Bakar Computational Health Sciences Institute, University of California, San Francisco, San Francisco, CA 94158, United States.
Helen Diller Family Comprehensive Cancer Center, University of California, San Francisco, San Francisco, CA 94158, United States.
J Am Med Inform Assoc. 2024 Oct 1;31(10):2315-2327. doi: 10.1093/jamia/ocae146.
Although supervised machine learning is popular for information extraction from clinical notes, creating large annotated datasets requires extensive domain expertise and is time-consuming. Meanwhile, large language models (LLMs) have demonstrated promising transfer learning capability. In this study, we explored whether recent LLMs could reduce the need for large-scale data annotations.
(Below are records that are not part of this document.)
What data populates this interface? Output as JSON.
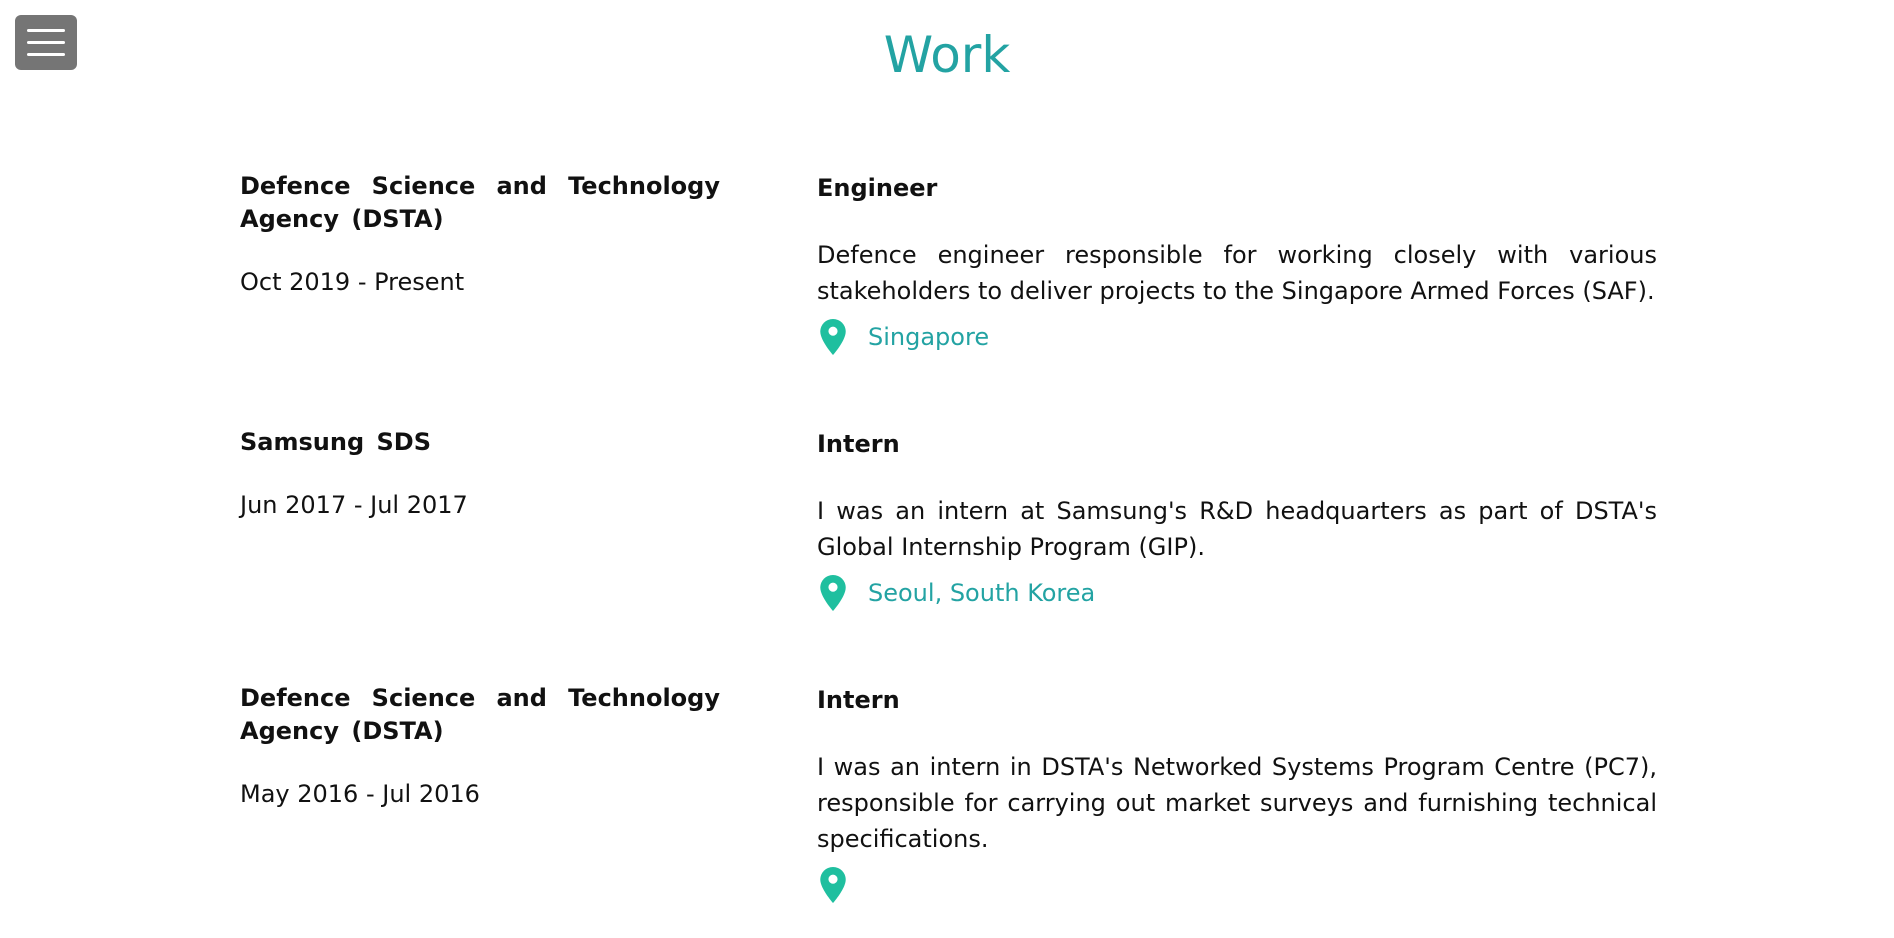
{
  "header": {
    "title": "Work"
  },
  "menu": {
    "icon": "hamburger-menu-icon"
  },
  "colors": {
    "accent": "#23a3a3",
    "pin": "#1fbf9f",
    "menu_bg": "#757575"
  },
  "entries": [
    {
      "company": "Defence Science and Technology Agency (DSTA)",
      "dates": "Oct 2019 - Present",
      "role": "Engineer",
      "description": "Defence engineer responsible for working closely with various stakeholders to deliver projects to the Singapore Armed Forces (SAF).",
      "location": "Singapore",
      "location_icon": "map-pin-icon"
    },
    {
      "company": "Samsung SDS",
      "dates": "Jun 2017 - Jul 2017",
      "role": "Intern",
      "description": "I was an intern at Samsung's R&D headquarters as part of DSTA's Global Internship Program (GIP).",
      "location": "Seoul, South Korea",
      "location_icon": "map-pin-icon"
    },
    {
      "company": "Defence Science and Technology Agency (DSTA)",
      "dates": "May 2016 - Jul 2016",
      "role": "Intern",
      "description": "I was an intern in DSTA's Networked Systems Program Centre (PC7), responsible for carrying out market surveys and furnishing technical specifications.",
      "location": "",
      "location_icon": "map-pin-icon"
    }
  ]
}
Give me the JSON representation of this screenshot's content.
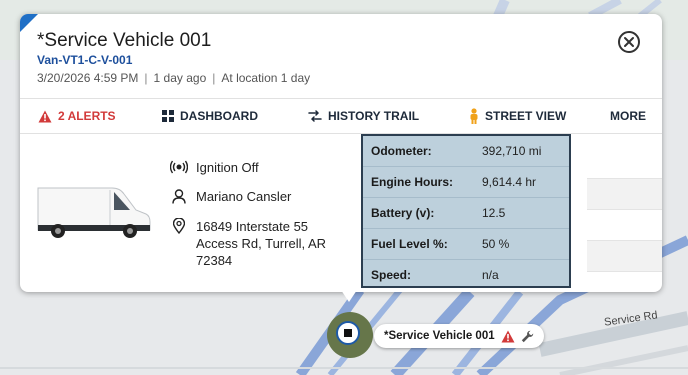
{
  "vehicle": {
    "name": "*Service Vehicle 001",
    "id": "Van-VT1-C-V-001",
    "datetime": "3/20/2026 4:59 PM",
    "age": "1 day ago",
    "location_status": "At location 1 day"
  },
  "tabs": {
    "alerts": "2 ALERTS",
    "dashboard": "DASHBOARD",
    "history": "HISTORY TRAIL",
    "street": "STREET VIEW",
    "more": "MORE"
  },
  "info": {
    "ignition": "Ignition Off",
    "driver": "Mariano Cansler",
    "address_line1": "16849 Interstate 55",
    "address_line2": "Access Rd, Turrell, AR",
    "address_line3": "72384"
  },
  "stats": [
    {
      "label": "Odometer:",
      "value": "392,710 mi"
    },
    {
      "label": "Engine Hours:",
      "value": "9,614.4 hr"
    },
    {
      "label": "Battery (v):",
      "value": "12.5"
    },
    {
      "label": "Fuel Level %:",
      "value": "50 %"
    },
    {
      "label": "Speed:",
      "value": "n/a"
    }
  ],
  "map": {
    "marker_label": "*Service Vehicle 001",
    "road_label": "Service Rd"
  },
  "icons": [
    "warning-icon",
    "dashboard-grid-icon",
    "history-trail-icon",
    "street-view-pegman-icon",
    "close-icon",
    "ignition-icon",
    "person-icon",
    "location-pin-icon",
    "wrench-icon",
    "vehicle-stop-icon"
  ],
  "colors": {
    "alert": "#d23a3a",
    "link": "#1d4f9c",
    "stats_bg": "#bdd0dc",
    "marker_ring": "#66764a"
  }
}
We curated a dataset of 769 breast cancer pathology reports, manually labeled with 12 categories, to compare zero-shot classification capability of the following LLMs: GPT-4, GPT-3.5, Starling, and ClinicalCamel, with task-specific supervised classification performance of 3 models: random forests, long short-term memory networks with attention (LSTM-Att), and the UCSF-BERT model.
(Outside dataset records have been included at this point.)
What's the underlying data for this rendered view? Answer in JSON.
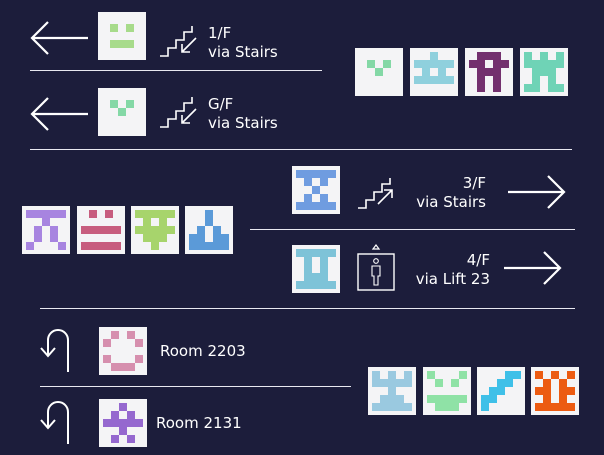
{
  "wayfinding": {
    "rows": [
      {
        "floor": "1/F",
        "route": "via Stairs"
      },
      {
        "floor": "G/F",
        "route": "via Stairs"
      },
      {
        "floor": "3/F",
        "route": "via Stairs"
      },
      {
        "floor": "4/F",
        "route": "via Lift 23"
      },
      {
        "room": "Room 2203"
      },
      {
        "room": "Room 2131"
      }
    ]
  },
  "colors": {
    "background": "#1c1d3b",
    "text": "#ffffff",
    "tile_background": "#f4f4f6",
    "light_green": "#a7db8b",
    "mint": "#84d8a6",
    "sky": "#8fd0dd",
    "purple": "#73306e",
    "teal": "#6fd3b6",
    "lavender": "#a784e0",
    "rose": "#c75d7e",
    "lime": "#a7d46c",
    "blue": "#5b9ad8",
    "cornflower": "#6f9ce0",
    "cyan": "#7ec3d8",
    "pink": "#d68fae",
    "violet": "#9568cf",
    "powder": "#9ac9e0",
    "spring": "#8fe2a6",
    "aqua": "#3fc0e8",
    "orange": "#ec5b12"
  },
  "icons": {
    "left_arrow": "arrow-left-icon",
    "right_arrow": "arrow-right-icon",
    "stairs_down": "stairs-down-icon",
    "stairs_up": "stairs-up-icon",
    "lift": "lift-icon",
    "u_turn": "u-turn-icon"
  },
  "tiles": [
    {
      "name": "symbol-tile-1f",
      "color": "#a7db8b",
      "pattern": [
        "00000",
        "01010",
        "00000",
        "01110",
        "00000"
      ]
    },
    {
      "name": "symbol-tile-gf",
      "color": "#84d8a6",
      "pattern": [
        "00000",
        "01010",
        "00100",
        "00000",
        "00000"
      ]
    },
    {
      "name": "symbol-tile-3f",
      "color": "#6f9ce0",
      "pattern": [
        "11111",
        "01010",
        "00100",
        "01010",
        "11111"
      ]
    },
    {
      "name": "symbol-tile-4f",
      "color": "#7ec3d8",
      "pattern": [
        "11111",
        "01010",
        "01010",
        "01110",
        "11111"
      ]
    },
    {
      "name": "symbol-tile-room-2203",
      "color": "#d68fae",
      "pattern": [
        "01010",
        "10001",
        "00000",
        "10001",
        "01110"
      ]
    },
    {
      "name": "symbol-tile-room-2131",
      "color": "#9568cf",
      "pattern": [
        "00100",
        "01010",
        "11111",
        "00100",
        "01010"
      ]
    },
    {
      "name": "group-tile-a1",
      "color": "#84d8a6",
      "pattern": [
        "00000",
        "01010",
        "00100",
        "00000",
        "00000"
      ]
    },
    {
      "name": "group-tile-a2",
      "color": "#8fd0dd",
      "pattern": [
        "00100",
        "11111",
        "01010",
        "11111",
        "00000"
      ]
    },
    {
      "name": "group-tile-a3",
      "color": "#73306e",
      "pattern": [
        "01110",
        "11011",
        "01110",
        "01010",
        "01010"
      ]
    },
    {
      "name": "group-tile-a4",
      "color": "#6fd3b6",
      "pattern": [
        "10101",
        "11111",
        "01110",
        "01010",
        "11011"
      ]
    },
    {
      "name": "group-tile-b1",
      "color": "#a784e0",
      "pattern": [
        "11111",
        "00100",
        "01010",
        "01010",
        "10001"
      ]
    },
    {
      "name": "group-tile-b2",
      "color": "#c75d7e",
      "pattern": [
        "01010",
        "00000",
        "11111",
        "00000",
        "11111"
      ]
    },
    {
      "name": "group-tile-b3",
      "color": "#a7d46c",
      "pattern": [
        "11111",
        "01010",
        "11111",
        "01110",
        "00100"
      ]
    },
    {
      "name": "group-tile-b4",
      "color": "#5b9ad8",
      "pattern": [
        "00100",
        "00100",
        "01010",
        "11011",
        "11111"
      ]
    },
    {
      "name": "group-tile-c1",
      "color": "#9ac9e0",
      "pattern": [
        "10101",
        "11111",
        "00100",
        "01110",
        "11111"
      ]
    },
    {
      "name": "group-tile-c2",
      "color": "#8fe2a6",
      "pattern": [
        "10001",
        "01010",
        "00000",
        "11111",
        "01110"
      ]
    },
    {
      "name": "group-tile-c3",
      "color": "#3fc0e8",
      "pattern": [
        "00011",
        "00110",
        "01100",
        "11000",
        "10000"
      ]
    },
    {
      "name": "group-tile-c4",
      "color": "#ec5b12",
      "pattern": [
        "10101",
        "01010",
        "11011",
        "01010",
        "11111"
      ]
    }
  ]
}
Across all 12 tasks, the GPT-4 model performed either significantly better than or as well as the best supervised model, LSTM-Att (average macro F1-score of 0.86 vs 0.75), with advantage on tasks with high label imbalance. Other LLMs demonstrated poor performance. Frequent GPT-4 error categories included incorrect inferences from multiple samples and from history, and complex task design, and several LSTM-Att errors were related to poor generalization to the test set.
On tasks where large annotated datasets cannot be easily collected, LLMs can reduce the burden of data labeling. However, if the use of LLMs is prohibitive, the use of simpler models with large annotated datasets can provide comparable results.
GPT-4 demonstrated the potential to speed up the execution of clinical NLP studies by reducing the need for large annotated datasets. This may increase the utilization of NLP-based variables and outcomes in clinical studies.
尽管监督机器学习在从临床记录中提取信息方面很受欢迎,但创建大型标注数据集需要广泛的领域专业知识并且耗时。同时,大型语言模型(LLM)已经表现出了有前途的迁移学习能力。在这项研究中,我们探讨了最近的 LLM 是否可以减少对大规模数据标注的需求。
我们整理了一个包含 769 份乳腺癌病理报告的数据集,这些报告手动标记了 12 个类别,以比较以下 LLM 的零样本分类能力:GPT-4、GPT-3.5、Starling 和 ClinicalCamel,以及 3 个模型的特定任务监督分类性能:随机森林、带注意力的长短时记忆网络(LSTM-Att)和 UCSF-BERT 模型。
在所有 12 个任务中,GPT-4 模型的表现要么明显优于最佳监督模型 LSTM-Att(平均宏 F1 得分为 0.86 对 0.75),要么与最佳监督模型相当,在标签不平衡度高的任务中具有优势。其他 LLM 表现不佳。GPT-4 常见的错误类别包括从多个样本和历史记录中进行不正确的推断,以及复杂的任务设计,而 LSTM-Att 的几个错误与对测试集的泛化能力差有关。
在难以轻松收集大型标注数据集的任务中,LLM 可以减少数据标注的负担。然而,如果使用 LLM 不可行,那么使用带有大型标注数据集的更简单模型可以提供相当的结果。
GPT-4 通过减少对大型标注数据集的需求,展示了加快临床 NLP 研究执行速度的潜力。这可能会增加基于 NLP 的变量和结果在临床研究中的利用。